After that night, Bo went every day to the Beck Center training room for rehab, and once every week to the Lexington Clinic for physical therapy. He carries the lessons he learned in rehab with him today in order to improve his game. “I still stretch about three times a day,” he says. Physical therapy can help with so many ailments, and when practiced correctly will support recovery greatly, alameda physical therapy clinic may be the right one for those searching in California, but there will be ones closer to them if they do not reside in that area.
Bo found silent motivation in his will to come back and play with his team again. “I never had a low point during rehab.” All in all, rehab lasted nine months. Rehab centers like Pacific Ridge, can do amazing things for people since they really can change people’s lives.
This season Bo is having to get acclimated to his new role on the team. As a prolific scorer his freshman year, he is adjusting to being a defensive and rebounding specialist. “It was frustrating at first because I was sitting on the bench a lot and only getting limited minutes. Then I just sort of realized that I needed to stop caring so much about my stats because if I play my role it can help us win.”
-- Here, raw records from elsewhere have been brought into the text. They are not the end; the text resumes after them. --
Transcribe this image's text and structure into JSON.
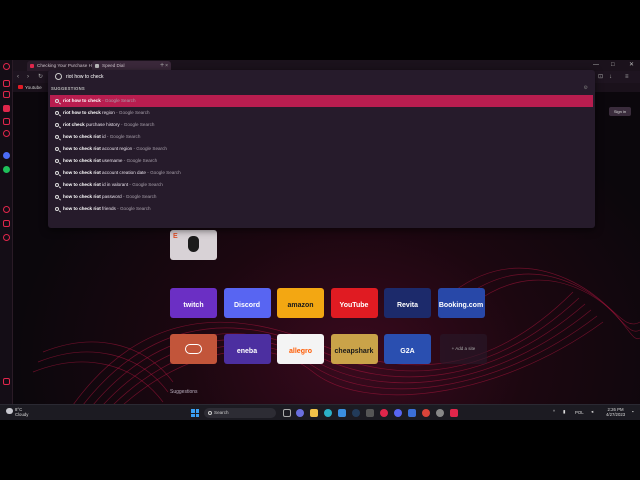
{
  "tabs": [
    {
      "label": "Checking Your Purchase H...",
      "active": false
    },
    {
      "label": "Speed Dial",
      "active": true
    }
  ],
  "new_tab_label": "+",
  "bookmarks": [
    {
      "label": "Youtube"
    }
  ],
  "omnibox": {
    "value": "riot how to check",
    "suggestions_header": "SUGGESTIONS",
    "suggestions": [
      {
        "bold": "riot how to check",
        "rest": "",
        "source": "- Google Search"
      },
      {
        "bold": "riot how to check",
        "rest": " region",
        "source": "- Google Search"
      },
      {
        "bold": "riot check",
        "rest": " purchase history",
        "source": "- Google Search"
      },
      {
        "bold": "how to check riot",
        "rest": " id",
        "source": "- Google Search"
      },
      {
        "bold": "how to check riot",
        "rest": " account region",
        "source": "- Google Search"
      },
      {
        "bold": "how to check riot",
        "rest": " username",
        "source": "- Google Search"
      },
      {
        "bold": "how to check riot",
        "rest": " account creation date",
        "source": "- Google Search"
      },
      {
        "bold": "how to check riot",
        "rest": " id in valorant",
        "source": "- Google Search"
      },
      {
        "bold": "how to check riot",
        "rest": " password",
        "source": "- Google Search"
      },
      {
        "bold": "how to check riot",
        "rest": " friends",
        "source": "- Google Search"
      }
    ]
  },
  "signin_label": "Sign in",
  "speed_dial": {
    "row1": [
      {
        "label": "twitch",
        "bg": "#6b2fc4",
        "fg": "#ffffff"
      },
      {
        "label": "Discord",
        "bg": "#5865f2",
        "fg": "#ffffff"
      },
      {
        "label": "amazon",
        "bg": "#f3a712",
        "fg": "#1a1a1a"
      },
      {
        "label": "YouTube",
        "bg": "#e01b22",
        "fg": "#ffffff"
      },
      {
        "label": "Revita",
        "bg": "#1c2a6b",
        "fg": "#ffffff"
      },
      {
        "label": "Booking.com",
        "bg": "#2848a8",
        "fg": "#ffffff"
      }
    ],
    "row2": [
      {
        "label": "",
        "bg": "#c2553a",
        "fg": "#ffffff"
      },
      {
        "label": "eneba",
        "bg": "#4c2fa0",
        "fg": "#ffffff"
      },
      {
        "label": "allegro",
        "bg": "#f4f4f4",
        "fg": "#ff5a00"
      },
      {
        "label": "cheapshark",
        "bg": "#caa349",
        "fg": "#1a1a1a"
      },
      {
        "label": "G2A",
        "bg": "#2a4fb0",
        "fg": "#ffffff"
      }
    ],
    "add_site_label": "+ Add a site",
    "suggestions_label": "Suggestions"
  },
  "taskbar": {
    "weather_temp": "8°C",
    "weather_desc": "Cloudy",
    "search_label": "Search",
    "lang": "POL",
    "time": "2:26 PM",
    "date": "4/27/2023"
  }
}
Senior Derek Jeffries echoed the sentiments of the rest of the team in saying how happy the guys are to have Bo back on the court. “With him coming back that adds depth to our forward positions.” Jeffries is no stranger to season ending injuries, having missed his entire freshman season. “Having come back from a season ending injury myself I know how hard it is to stay positive. He worked really hard in the offseason in his rehab,” Jeffries stated, “Great things will continue to come for him.”
Out of the many lessons this injury has taught him, one sticks with Bo. “Don’t take anything for granted. Every athlete’s career eventually ends, even if you don’t get injured.” A lesson all athletes can take meaning from. “Enjoy it while you can.” Bo stated, “And stretch a lot.”